The partition is there. It's just that Windows overwrites the MBR as if no other operating systems could possibly exist.

[–] [email protected] 21 points 1 year ago (1 children)

It's 2023, Linux has great UEFI support, there is no reason to be using MBR over GPT.

[–] [email protected] 17 points 1 year ago (2 children)

My system doesn't have UEFI support, so there's that.

[–] [email protected] 8 points 1 year ago (1 children)

What? How old is your motherboard?

[–] [email protected] 2 points 1 year ago (4 children)

I have a 2nd gen I5 and a 3070. Great combo. It was my brother's old system and I hadn't had a desktop in 10 years, so I added the video card... guess I'll be upgrading sometime soon!

[–] [email protected] 16 points 1 year ago (1 children)

Jesus, do your video card's fans even come on?

[–] [email protected] 2 points 1 year ago

Nope.

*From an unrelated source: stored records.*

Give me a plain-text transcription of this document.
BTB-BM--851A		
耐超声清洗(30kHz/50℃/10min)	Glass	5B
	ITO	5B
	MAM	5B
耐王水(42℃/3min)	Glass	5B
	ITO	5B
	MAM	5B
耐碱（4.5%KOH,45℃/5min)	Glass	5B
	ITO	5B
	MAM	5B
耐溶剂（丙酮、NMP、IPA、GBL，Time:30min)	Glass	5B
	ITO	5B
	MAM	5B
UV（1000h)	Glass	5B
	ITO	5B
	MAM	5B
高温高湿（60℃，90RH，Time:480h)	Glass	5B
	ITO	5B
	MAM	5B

The only time the GPU gets over 40-50% is when rendering AI images.

[–] [email protected] 8 points 1 year ago (1 children)

Bruh that bottleneck must be insane

[–] [email protected] 2 points 1 year ago

Yeah, games are CPU bound to say the least.

[–] [email protected] 3 points 1 year ago

What

I am genuinely impressed.

[–] [email protected] 1 points 1 year ago (1 children)

Is that a 2500k by any chance?

[–] [email protected] 7 points 1 year ago (1 children)
[–] [email protected] 8 points 1 year ago (1 children)

It's 2023, Linux has great UEFI support, there is ~no~ ONE reason to be using MBR over GPT.

[–] [email protected] 12 points 1 year ago* (last edited 1 year ago) (2 children)

I have to admit, I'm a little surprised someone has a machine that doesn't support UEFI, because the board I bought in 2012 had UEFI support... 11 years puts most machines into barely being usable in Windows.

While it's a valid reason, guy has to be working with either some really old or very specific hardware.

[–] [email protected] 5 points 1 year ago

its not that weird considering the cult-like appreciation of old thinkpads

[–] [email protected] 3 points 1 year ago* (last edited 1 year ago)

The thing is... I think a lot of people don't know that they have uefi support...

I have had the same windows install and motherboard (AMD is so great with long term socket support) for years, and figuring out how to change my bios and os setting so that I got a propper uefi boot was non-trivial.

Uefi has been a thing for a long time, but it's not been the default for motherboards afaik. So you have had to go into bios and find the right settings.